The Effect of Heat on CPUs and Computer Systems
With all that electricity passing through silicon at an amazing speed, there’s sure to be friction; and heat. The experts are continuously telling us how important it is to cool these tiny little pieces of silicon they call “CPUs” and “chipsets”. The problem is, parts of the cpu start to deform at high temperatures, also known as “burn out” temperatures. Although there are many many layers to the microprocessor, we focus our attention to the top of the chipset for the most effective overall cooling. So what if it is hot? If the silicon’s not deformed then the electrons can pass properly and we make the connection. So why cool it more than you need to?
Well, firstly lets look at silicon. Silicon comes in two types, P-Type and N-type, but effectively, the heat properties of the two behave the same.

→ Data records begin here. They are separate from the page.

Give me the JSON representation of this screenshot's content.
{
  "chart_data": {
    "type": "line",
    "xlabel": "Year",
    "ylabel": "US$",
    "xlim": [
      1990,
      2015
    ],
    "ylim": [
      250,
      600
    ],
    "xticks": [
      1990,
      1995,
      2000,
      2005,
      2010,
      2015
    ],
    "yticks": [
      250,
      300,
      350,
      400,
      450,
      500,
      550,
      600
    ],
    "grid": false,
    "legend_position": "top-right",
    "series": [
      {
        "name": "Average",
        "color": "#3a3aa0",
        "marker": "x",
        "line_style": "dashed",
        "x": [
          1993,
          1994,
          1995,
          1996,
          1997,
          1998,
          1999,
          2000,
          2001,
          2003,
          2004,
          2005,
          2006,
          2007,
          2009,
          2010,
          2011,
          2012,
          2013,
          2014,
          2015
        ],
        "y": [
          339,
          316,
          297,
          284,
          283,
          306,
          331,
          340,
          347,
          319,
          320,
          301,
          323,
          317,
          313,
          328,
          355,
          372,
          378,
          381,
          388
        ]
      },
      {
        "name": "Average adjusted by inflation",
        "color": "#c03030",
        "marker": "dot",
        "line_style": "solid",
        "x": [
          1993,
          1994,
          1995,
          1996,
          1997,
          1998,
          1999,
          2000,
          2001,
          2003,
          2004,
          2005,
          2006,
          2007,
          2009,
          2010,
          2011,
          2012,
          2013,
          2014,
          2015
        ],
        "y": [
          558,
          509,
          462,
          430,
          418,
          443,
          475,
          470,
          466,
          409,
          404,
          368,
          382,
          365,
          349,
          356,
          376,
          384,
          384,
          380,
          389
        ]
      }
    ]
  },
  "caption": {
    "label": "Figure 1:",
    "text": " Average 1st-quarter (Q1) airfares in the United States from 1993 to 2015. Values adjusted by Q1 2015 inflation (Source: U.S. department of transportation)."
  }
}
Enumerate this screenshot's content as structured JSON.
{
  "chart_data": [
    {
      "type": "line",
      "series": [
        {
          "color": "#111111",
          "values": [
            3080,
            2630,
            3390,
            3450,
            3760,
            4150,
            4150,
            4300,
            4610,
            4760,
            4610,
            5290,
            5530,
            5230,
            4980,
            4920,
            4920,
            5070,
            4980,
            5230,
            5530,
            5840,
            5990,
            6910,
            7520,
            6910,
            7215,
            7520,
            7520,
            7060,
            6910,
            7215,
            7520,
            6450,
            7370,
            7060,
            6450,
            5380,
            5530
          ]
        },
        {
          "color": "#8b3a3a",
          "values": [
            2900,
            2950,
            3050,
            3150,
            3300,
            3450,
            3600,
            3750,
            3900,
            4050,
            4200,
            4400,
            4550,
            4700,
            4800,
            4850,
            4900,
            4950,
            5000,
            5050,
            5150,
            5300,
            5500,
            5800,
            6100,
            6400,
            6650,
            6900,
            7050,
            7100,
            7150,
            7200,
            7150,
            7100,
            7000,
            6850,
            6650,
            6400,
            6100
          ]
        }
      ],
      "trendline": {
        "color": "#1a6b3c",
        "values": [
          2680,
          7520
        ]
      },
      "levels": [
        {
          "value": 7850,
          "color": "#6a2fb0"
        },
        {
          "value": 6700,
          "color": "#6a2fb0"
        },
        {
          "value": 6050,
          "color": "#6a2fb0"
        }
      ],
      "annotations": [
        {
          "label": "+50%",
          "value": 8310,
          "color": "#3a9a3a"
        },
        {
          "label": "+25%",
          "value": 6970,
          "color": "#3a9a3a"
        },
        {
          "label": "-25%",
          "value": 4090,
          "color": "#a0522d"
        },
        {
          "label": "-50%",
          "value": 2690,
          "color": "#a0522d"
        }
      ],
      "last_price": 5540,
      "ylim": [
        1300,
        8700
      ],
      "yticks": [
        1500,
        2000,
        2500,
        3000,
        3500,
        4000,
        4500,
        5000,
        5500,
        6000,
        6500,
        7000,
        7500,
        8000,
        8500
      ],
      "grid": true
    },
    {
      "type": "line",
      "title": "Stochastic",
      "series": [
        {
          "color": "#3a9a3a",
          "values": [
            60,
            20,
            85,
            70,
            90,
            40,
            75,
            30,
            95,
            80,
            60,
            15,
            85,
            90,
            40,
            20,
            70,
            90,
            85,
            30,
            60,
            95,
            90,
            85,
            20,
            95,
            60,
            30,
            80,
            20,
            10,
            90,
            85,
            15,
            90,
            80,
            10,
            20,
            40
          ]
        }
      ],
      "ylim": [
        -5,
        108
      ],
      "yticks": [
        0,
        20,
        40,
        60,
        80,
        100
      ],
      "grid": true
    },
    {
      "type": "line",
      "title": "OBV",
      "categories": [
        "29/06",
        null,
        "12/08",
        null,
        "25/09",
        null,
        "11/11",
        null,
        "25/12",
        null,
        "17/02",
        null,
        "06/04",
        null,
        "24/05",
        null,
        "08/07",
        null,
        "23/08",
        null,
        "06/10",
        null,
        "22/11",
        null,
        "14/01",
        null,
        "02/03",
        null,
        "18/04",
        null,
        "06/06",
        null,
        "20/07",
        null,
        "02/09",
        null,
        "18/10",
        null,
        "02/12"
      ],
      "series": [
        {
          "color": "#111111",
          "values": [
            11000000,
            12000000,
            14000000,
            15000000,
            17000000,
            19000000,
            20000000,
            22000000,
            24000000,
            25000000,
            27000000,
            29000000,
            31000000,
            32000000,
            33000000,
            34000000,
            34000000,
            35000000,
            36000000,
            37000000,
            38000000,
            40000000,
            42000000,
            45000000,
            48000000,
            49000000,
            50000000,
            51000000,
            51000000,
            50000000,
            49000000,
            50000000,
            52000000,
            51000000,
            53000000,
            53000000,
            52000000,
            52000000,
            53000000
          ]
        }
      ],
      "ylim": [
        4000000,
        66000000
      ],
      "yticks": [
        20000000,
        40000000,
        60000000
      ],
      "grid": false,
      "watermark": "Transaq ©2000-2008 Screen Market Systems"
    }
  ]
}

Silicon, as it heats up becomes more conductive, letting more electrons (put simply, electricity particles) through. Now I know what your thinking, “hold on, if it’s more conductive, doesn’t that mean it should be faster?”, but no. The speed of the computer isn’t on how fast the electricity moves through silicon, although, speeding that up would improve things. We’ve all heard the term, clock speed. Gigahertz. Megahertz. That is, the speed at which it can execute each instruction and synchronize each computer part. So to put it in lemans terms, the faster the clock speed, the quicker the computer (not taking architecture into account, for all you techies out there).
To put all of that simply, a CPUs heat is directly related to it’s clock speed; the higher the clock speed, the more power used and subsequently, more heat. Without adequate cooling, today’s CPUs can very easily reach well over 150 degrees Celsius, if there weren’t systems in place to prevent it. These systems include a clock speed limiter. When the CPU gets above temperature, the CPU management (BIOS – CMOS system) slows it down. This results in a complex system that gives performance increases with a cooler system, and performance slow down in a hot system.
While performance is a big aspect to look at in hot systems, so is the ongoing toll on the hardware. Consistently hot systems aren’t expected to last anywhere near as long a cooler systems. Thermal fatigue in silicon results in cracks in transistors, and transistor mounting failures, in particular. Of course, just one transistor failure on a complex system such as a motherboard or graphics card can result in the entire system failing. And a replacement board being an appropriate fix.
What’s a safe operating temperature?
Each computer system is different. Operating temperatures depend largely on the CPU type, the provided cooling, the age of the computer, and the motherboard heat management systems. But as a general rule, your CPU should be running between 40 – 60 degrees Celsius, and your system should be between 20-40 degrees. If it’s cooler, great. But generally it’s not good to have it running hotter. Laptop batteries are largely affected by heat so be sure to take out batteries if
What is appropriate cooling?
As much as some overclockers will say that you really do need a liquid nitrogen cooling system, a basic, air-cooled, computer fan system is usually fine. As long as your not not overclocking and running power intensive programs (like games), any processor will come included with appropriate cooling. If however, your in a particularly hot part of the world, be sure to look into better fan or even water systems.